I can’t say “f***” because I’m a Christian, and Christians can’t abide by vulgar language. We can, apparently, abide by vulgar legislation, vulgar acts of public provocation, vulgar expressions of unchecked entitlement, and countless other displays of vulgarity that demonstrate plainly how f***ed up the world is and yet don’t rise to the level of gross impiety of four-letter words.
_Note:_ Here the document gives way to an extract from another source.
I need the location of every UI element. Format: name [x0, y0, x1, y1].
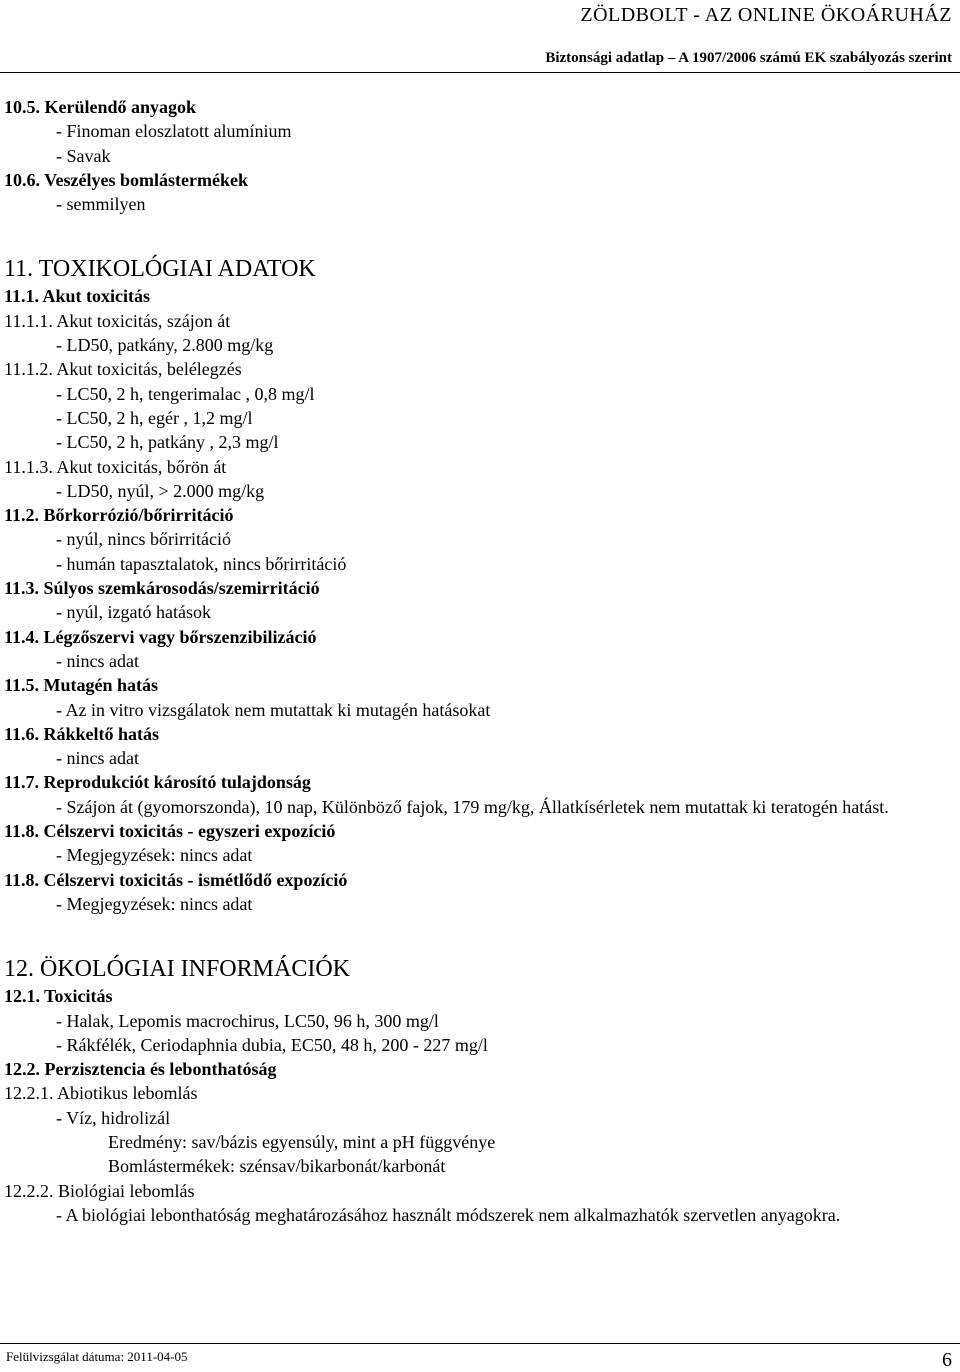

Comedian Buddy Hackett used to do a bit about the word “f***.” As I heard the bit, he asked some nice-looking Christian lady in the audience if she ever cussed. Of course not, was her proper and predictable response. He then offered a scenario, say, dropping an anvil on your foot. The immediate, visceral reaction is not one of propriety but something guttural, something vulgar: “Ouch! I broke my f***ing foot!” Some words, he argued, are particularly suited for the moment, even though they wouldn’t normally make it through our filters. Some moments defy filters. Some filters muddy up a moment.
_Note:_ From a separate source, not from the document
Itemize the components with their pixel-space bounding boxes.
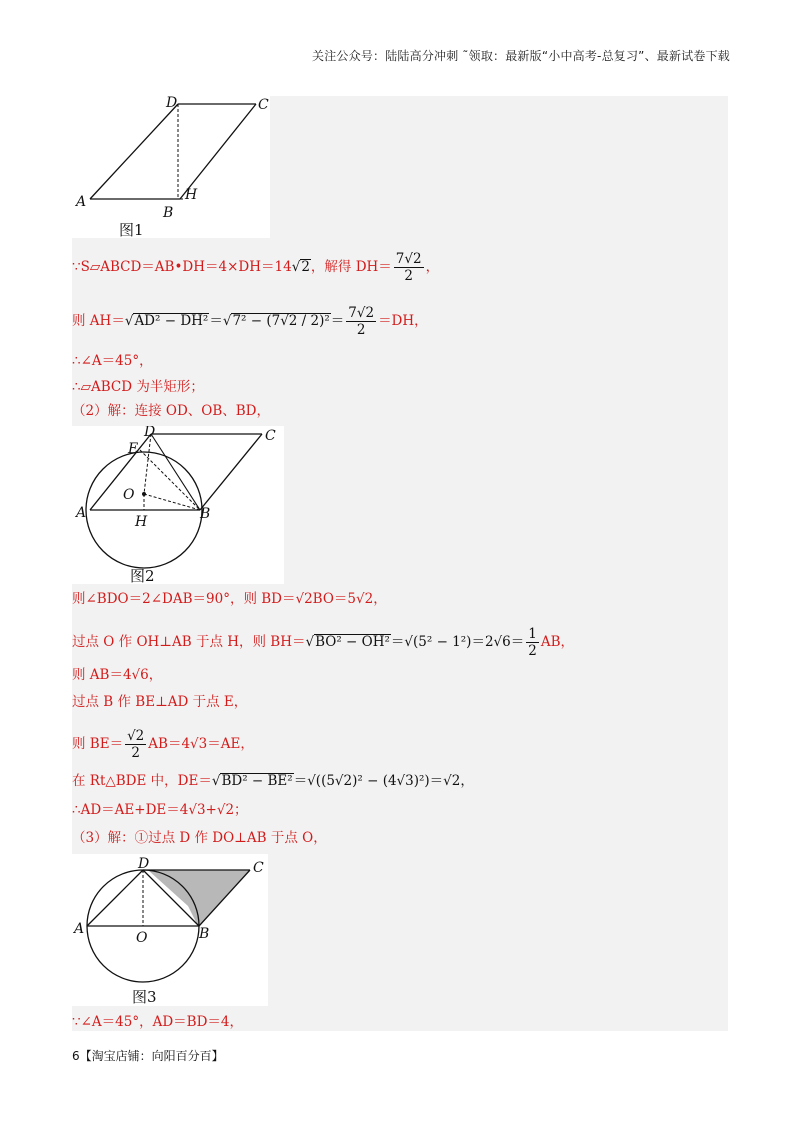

I'm reluctant to sign my name to this because I’m a Christian, and it wouldn’t be nice to do so. I think it’s entirely possible that by owning this rant, I'll be subjected to shame by my church friends and my Christian employer will call me down to HR for a chat. But more than that, I’ll resist the idea of putting my name to it because I have shaped my filters in such a way that such language has no place, and in turn my filters have shaped me into a person who is focused on scrupulously moderating his language so as to describe gross violations of human dignity like the killing of Ahmaud Arbery in nice, polite terms, rather than demanding in an outdoor voice and with the most visceral, arresting language available to me that all of us, starting with myself, refuse to tolerate such demonstrations of our inherent vulgarity as a society, and instead scrupulously refashion society in the manner of Jesus, who among other things stood between a vulnerable woman and a crowd that thought it would be both cool and well within their rights to stone her to death; Jesus who stood between a man healed of his blindness and authorities who felt entirely entitled to coerce him and his family into betraying Jesus and one another; Jesus who told his followers in starkly plain language to obey God and not cower before people who were in the habit of enforcing their social power with weapons of mass intimidation; Jesus who threw the opportunists out of the temple and welcomed marginalized ethnic communities into the family of faith.
That’s a long sentence, a byproduct of the filtration system I’ve been enculturated into and have reinforced with my own participation in it. The world is a f***ed up place, and I’m right there f***ed up in the middle of it. May God have mercy on every f***ing one of us.
This lament is for Ahmaud Arbery, and Breonna Taylor, and George Floyd, and Christian Cooper, and for Tamir Rice, and for Trayvon Martin, and for Sandra Bland, and for Philando Castile, and for Botham Jean, and for Eric Garner, and for Michael Brown, and for Atatiana Jefferson, and for Freddie Gray, and for Emmett Till, and for so so so many others.